Verum Plus v Petroineos: Swiss insolvency assignees win joinder bid but blocked on contract claims

Swiss Article 260 assignees gain standing to pursue English litigation, but non-assignment clauses bar them from the underlying contracts.
The Commercial Court has granted joinder to three parties seeking to step into the shoes of a bankrupt Swiss trading company in long-running oil contract litigation, whilst refusing them leave to bring claims under the very contracts at the heart of the dispute.
In Verum Plus AG (in liquidation) & Ors v Petroineos Trading Limited [2026] EWHC 1236 (Comm), Mr Justice Butcher delivered his judgement on 22 May 2026, navigating the intersection of Swiss insolvency procedure, English private international law, and contractual non-assignment provisions.
Background
Verum Plus AG, a Swiss-incorporated petroleum products trader, had been the main trading vehicle of Andrey Polyakov.
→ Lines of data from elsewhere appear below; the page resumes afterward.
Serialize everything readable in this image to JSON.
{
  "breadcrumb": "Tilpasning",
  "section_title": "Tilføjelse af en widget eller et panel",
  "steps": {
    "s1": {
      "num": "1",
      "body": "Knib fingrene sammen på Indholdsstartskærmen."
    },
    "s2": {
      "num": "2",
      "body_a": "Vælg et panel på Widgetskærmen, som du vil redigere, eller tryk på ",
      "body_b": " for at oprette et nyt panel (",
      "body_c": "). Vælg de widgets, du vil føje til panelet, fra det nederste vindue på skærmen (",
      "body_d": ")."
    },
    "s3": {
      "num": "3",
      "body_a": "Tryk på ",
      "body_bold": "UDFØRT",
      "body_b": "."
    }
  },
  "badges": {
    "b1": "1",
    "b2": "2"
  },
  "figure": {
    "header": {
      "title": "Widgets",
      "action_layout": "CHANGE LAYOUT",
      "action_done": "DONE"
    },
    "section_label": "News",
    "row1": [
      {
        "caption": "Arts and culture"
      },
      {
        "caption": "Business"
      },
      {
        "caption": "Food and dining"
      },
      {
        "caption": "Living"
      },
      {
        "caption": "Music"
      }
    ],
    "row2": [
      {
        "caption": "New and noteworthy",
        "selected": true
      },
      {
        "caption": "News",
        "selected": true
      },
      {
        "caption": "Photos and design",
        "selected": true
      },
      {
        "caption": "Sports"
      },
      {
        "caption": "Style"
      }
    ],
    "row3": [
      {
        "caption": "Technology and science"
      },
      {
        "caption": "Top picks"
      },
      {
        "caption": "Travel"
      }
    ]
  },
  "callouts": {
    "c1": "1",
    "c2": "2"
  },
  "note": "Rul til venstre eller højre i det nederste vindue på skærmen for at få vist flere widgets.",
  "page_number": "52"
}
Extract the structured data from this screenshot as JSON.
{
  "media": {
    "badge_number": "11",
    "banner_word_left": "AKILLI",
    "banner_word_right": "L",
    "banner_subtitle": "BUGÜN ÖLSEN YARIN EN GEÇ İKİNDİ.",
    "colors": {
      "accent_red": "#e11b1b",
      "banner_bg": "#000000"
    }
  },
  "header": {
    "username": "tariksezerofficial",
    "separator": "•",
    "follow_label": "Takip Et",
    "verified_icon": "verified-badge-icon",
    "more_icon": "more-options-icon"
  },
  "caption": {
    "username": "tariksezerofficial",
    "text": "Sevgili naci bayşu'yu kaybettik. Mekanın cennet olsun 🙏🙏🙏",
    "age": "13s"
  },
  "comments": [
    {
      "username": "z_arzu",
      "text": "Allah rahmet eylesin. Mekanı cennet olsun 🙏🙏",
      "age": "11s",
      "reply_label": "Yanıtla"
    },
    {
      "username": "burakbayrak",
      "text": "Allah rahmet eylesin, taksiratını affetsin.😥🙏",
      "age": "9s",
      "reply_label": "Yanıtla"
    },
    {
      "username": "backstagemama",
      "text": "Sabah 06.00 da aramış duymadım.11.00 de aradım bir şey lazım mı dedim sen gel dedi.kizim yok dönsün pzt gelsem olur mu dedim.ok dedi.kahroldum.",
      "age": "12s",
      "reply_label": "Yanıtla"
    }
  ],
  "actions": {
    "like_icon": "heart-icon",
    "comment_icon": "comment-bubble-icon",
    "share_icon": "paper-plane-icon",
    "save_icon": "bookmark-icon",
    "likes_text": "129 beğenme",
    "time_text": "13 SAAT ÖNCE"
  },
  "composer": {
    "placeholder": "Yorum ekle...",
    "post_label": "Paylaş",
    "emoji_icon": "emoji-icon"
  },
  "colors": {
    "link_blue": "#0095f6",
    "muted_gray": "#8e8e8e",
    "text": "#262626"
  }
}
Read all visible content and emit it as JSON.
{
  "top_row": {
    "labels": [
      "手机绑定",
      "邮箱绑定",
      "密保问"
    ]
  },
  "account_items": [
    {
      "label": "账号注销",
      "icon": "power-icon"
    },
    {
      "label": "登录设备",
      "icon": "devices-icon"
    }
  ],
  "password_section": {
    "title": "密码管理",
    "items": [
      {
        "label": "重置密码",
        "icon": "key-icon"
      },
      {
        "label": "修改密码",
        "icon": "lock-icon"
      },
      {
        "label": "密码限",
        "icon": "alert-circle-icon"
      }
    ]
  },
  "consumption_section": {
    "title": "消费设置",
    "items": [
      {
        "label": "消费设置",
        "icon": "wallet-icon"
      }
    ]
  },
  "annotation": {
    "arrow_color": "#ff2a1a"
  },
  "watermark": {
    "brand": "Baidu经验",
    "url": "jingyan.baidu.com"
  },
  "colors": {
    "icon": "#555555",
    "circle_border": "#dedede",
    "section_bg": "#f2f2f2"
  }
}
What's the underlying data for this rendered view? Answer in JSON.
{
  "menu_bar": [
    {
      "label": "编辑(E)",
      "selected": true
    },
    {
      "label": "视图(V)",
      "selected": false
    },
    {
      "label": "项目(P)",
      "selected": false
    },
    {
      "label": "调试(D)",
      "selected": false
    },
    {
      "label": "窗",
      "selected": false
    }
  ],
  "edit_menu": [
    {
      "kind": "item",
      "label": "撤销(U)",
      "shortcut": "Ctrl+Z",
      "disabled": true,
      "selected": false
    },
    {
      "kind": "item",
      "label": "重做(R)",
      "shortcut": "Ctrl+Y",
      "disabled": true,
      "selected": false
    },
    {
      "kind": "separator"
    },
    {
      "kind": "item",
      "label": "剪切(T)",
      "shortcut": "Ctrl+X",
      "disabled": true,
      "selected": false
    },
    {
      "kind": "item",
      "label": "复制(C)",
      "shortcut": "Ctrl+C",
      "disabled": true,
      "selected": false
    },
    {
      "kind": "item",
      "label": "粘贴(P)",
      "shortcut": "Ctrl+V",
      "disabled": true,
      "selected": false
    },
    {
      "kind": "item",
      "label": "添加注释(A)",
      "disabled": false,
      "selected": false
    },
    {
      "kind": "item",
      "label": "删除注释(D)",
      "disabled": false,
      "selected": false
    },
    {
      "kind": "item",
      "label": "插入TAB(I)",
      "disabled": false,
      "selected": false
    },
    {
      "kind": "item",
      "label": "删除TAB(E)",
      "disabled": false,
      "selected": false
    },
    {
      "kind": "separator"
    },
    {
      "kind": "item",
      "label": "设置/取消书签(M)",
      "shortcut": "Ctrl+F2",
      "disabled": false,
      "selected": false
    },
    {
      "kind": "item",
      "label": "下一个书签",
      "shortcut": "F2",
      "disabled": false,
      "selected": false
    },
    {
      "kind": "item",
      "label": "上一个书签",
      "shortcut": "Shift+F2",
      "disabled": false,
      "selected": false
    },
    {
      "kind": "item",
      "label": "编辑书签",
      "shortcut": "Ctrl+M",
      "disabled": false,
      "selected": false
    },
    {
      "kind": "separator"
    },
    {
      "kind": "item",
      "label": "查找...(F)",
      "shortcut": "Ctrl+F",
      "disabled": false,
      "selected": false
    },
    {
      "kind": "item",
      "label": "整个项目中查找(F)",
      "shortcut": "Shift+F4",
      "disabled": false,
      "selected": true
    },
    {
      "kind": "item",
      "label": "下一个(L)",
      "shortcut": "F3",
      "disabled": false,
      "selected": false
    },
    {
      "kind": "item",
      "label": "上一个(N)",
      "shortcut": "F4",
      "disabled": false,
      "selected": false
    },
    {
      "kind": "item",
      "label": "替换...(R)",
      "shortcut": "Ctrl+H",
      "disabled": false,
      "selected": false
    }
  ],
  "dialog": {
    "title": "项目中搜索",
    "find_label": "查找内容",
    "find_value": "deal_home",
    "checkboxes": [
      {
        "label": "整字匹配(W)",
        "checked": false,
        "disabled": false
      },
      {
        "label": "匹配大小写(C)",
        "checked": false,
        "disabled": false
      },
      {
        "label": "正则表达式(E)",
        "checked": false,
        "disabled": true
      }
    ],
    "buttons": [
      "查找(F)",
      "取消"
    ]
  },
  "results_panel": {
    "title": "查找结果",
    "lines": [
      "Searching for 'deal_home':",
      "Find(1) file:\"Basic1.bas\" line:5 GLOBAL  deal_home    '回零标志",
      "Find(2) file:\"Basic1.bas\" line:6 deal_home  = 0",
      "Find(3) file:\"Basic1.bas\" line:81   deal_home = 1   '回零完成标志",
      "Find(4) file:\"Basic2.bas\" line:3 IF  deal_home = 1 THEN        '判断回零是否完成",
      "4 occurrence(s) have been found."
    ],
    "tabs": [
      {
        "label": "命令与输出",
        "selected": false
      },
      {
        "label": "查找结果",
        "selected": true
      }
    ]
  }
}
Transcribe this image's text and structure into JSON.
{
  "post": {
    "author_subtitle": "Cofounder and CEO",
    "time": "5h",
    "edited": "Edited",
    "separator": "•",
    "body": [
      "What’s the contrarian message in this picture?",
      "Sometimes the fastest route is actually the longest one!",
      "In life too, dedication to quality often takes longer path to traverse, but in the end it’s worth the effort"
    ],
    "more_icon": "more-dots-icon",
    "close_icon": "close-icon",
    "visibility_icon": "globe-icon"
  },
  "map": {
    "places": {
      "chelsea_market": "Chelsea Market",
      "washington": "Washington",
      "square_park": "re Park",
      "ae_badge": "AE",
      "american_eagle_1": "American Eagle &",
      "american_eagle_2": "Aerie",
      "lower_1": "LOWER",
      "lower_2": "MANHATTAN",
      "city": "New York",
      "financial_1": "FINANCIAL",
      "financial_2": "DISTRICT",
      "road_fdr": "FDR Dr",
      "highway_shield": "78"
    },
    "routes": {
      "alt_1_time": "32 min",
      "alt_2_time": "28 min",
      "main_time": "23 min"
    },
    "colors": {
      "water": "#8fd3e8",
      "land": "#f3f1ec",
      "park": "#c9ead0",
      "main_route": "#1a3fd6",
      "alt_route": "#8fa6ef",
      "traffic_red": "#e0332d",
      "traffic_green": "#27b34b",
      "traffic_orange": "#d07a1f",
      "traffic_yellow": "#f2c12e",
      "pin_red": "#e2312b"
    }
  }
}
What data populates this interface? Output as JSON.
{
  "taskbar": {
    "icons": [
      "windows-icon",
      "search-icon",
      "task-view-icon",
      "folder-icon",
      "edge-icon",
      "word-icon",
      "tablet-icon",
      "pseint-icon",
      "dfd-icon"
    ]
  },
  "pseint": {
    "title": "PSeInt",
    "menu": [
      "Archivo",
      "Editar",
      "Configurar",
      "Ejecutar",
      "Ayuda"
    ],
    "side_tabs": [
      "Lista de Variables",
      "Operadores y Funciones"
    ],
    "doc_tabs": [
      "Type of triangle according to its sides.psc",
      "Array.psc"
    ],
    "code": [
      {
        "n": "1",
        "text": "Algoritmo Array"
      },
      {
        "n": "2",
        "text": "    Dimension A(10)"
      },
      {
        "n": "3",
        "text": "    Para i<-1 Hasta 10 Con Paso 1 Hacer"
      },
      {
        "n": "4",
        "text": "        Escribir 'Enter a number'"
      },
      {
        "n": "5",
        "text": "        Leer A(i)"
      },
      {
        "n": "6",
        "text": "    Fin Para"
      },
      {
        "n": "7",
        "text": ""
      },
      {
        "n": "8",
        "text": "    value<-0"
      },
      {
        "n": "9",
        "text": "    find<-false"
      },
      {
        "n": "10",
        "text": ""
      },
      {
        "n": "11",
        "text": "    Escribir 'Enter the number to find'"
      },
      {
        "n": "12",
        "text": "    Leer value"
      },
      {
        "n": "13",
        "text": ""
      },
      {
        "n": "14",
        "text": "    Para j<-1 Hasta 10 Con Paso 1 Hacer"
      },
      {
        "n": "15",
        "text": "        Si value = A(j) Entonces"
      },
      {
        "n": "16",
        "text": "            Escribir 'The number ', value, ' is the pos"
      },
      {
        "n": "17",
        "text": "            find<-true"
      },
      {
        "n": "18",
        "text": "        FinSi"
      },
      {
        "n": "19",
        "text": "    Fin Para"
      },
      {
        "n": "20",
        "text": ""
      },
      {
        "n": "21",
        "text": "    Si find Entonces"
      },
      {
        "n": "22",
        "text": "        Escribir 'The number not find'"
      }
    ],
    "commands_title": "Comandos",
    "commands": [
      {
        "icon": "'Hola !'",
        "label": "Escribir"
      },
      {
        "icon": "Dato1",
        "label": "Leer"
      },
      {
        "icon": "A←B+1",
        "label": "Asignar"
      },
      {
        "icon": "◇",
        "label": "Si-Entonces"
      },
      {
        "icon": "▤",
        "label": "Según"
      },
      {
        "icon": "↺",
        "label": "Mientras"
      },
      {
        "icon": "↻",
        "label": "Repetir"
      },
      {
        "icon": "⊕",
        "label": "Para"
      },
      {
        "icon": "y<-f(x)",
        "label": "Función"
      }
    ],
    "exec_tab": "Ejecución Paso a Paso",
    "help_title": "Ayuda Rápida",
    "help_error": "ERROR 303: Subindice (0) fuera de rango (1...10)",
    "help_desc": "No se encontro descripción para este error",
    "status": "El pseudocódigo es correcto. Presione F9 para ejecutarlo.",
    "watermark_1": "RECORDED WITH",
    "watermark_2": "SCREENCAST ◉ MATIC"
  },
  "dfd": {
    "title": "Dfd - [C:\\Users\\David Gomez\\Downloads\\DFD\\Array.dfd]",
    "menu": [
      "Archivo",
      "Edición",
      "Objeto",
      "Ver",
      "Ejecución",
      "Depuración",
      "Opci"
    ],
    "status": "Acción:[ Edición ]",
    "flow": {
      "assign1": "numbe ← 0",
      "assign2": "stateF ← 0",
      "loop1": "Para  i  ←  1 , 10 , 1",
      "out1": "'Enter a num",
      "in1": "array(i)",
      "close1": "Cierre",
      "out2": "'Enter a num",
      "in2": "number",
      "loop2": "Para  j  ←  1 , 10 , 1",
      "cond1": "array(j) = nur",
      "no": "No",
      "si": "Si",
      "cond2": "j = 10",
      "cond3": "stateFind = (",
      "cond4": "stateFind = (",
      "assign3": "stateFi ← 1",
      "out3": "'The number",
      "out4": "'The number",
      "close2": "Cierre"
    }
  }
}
Its dispute with Petroineos Trading Limited arose from a series of contracts concluded in 2019 for the storage, sale, and financing of petroleum products, along with an alleged oral joint venture agreement. Verum was declared bankrupt in Switzerland in April 2022.
Following that bankruptcy, the Bankruptcy Office of the Canton of Zug assigned the right to conduct the English proceedings to Polyakov, Carbonco SA, and Freshwind Operations OÜ (together, the Applicants) and to Litasco SA, under Article 260 of the Swiss Debt Enforcement Act. That provision transfers authority to prosecute assigned claims, with assignees acting as procedural trustees in their own names and at their own risk, whilst the substantive claim remains with the bankrupt estate.
The joinder question
Petroineos resisted joinder on four grounds: that the Applicants had no right to sue under English law; that there had been unjustified delay; that the non-assignment provisions in the contracts barred the Article 260 assignments; and that Litasco, a fellow assignee, had not been joined.
On the first ground, Butcher J rejected the argument that English procedural law simply could not accommodate the Swiss mechanism. Drawing on the nineteenth-century authorities of Alivon v Furnival and Macaulay v Guaranty Trust Company of New York, he held that comity supported recognising the Applicants' right to sue, given that refusing to do so would leave the claims entirely unpursuable.
On delay, the judge accepted that the period of uncertainty over who PCB Byrne LLP actually represented had been excessive and poorly explained, but concluded that no significant prejudice attributable solely to that delay had been suffered by Petroineos. The risk of leaving the claim entirely unpursued weighed against a refusal.
On Litasco, a letter filed shortly before the hearing confirmed that Litasco had formally waived its Article 260 assignment with immediate effect. The judge accepted this resolved the difficulty, noting he would otherwise have ordered Litasco joined as a defendant.
Non-assignment provisions prove decisive
The Applicants' partial defeat came on the contractual claims. Each of Contracts D13, D19, and D20 contained non-assignment provisions prohibiting either party from assigning its rights and obligations without the other's prior written consent. Butcher J held that a reasonable commercial party would not have understood those provisions to draw a distinction between an assignment of the cause of action itself and an assignment of the right to prosecute it. The Article 260 assignment fell within the prohibition and was therefore ineffective against Petroineos in respect of those contracts. His reasoning found support in Ruttle Plant Hire Ltd v Secretary of State for the Environment (No. 3), where Ramsey J reached a similar conclusion concerning a liquidator's right to prosecute a contractual claim.
The position was different for the alleged oral joint venture agreement, which contained no such provision. The Applicants are accordingly permitted to pursue that claim.
On the strike out application, the judge declined to remove Verum as a party, observing that its continued presence simplified the procedural handling of Petroineos's counterclaim.
The case will now proceed with the three Applicants as parties to the joint venture claim alongside the shell of the original claimant.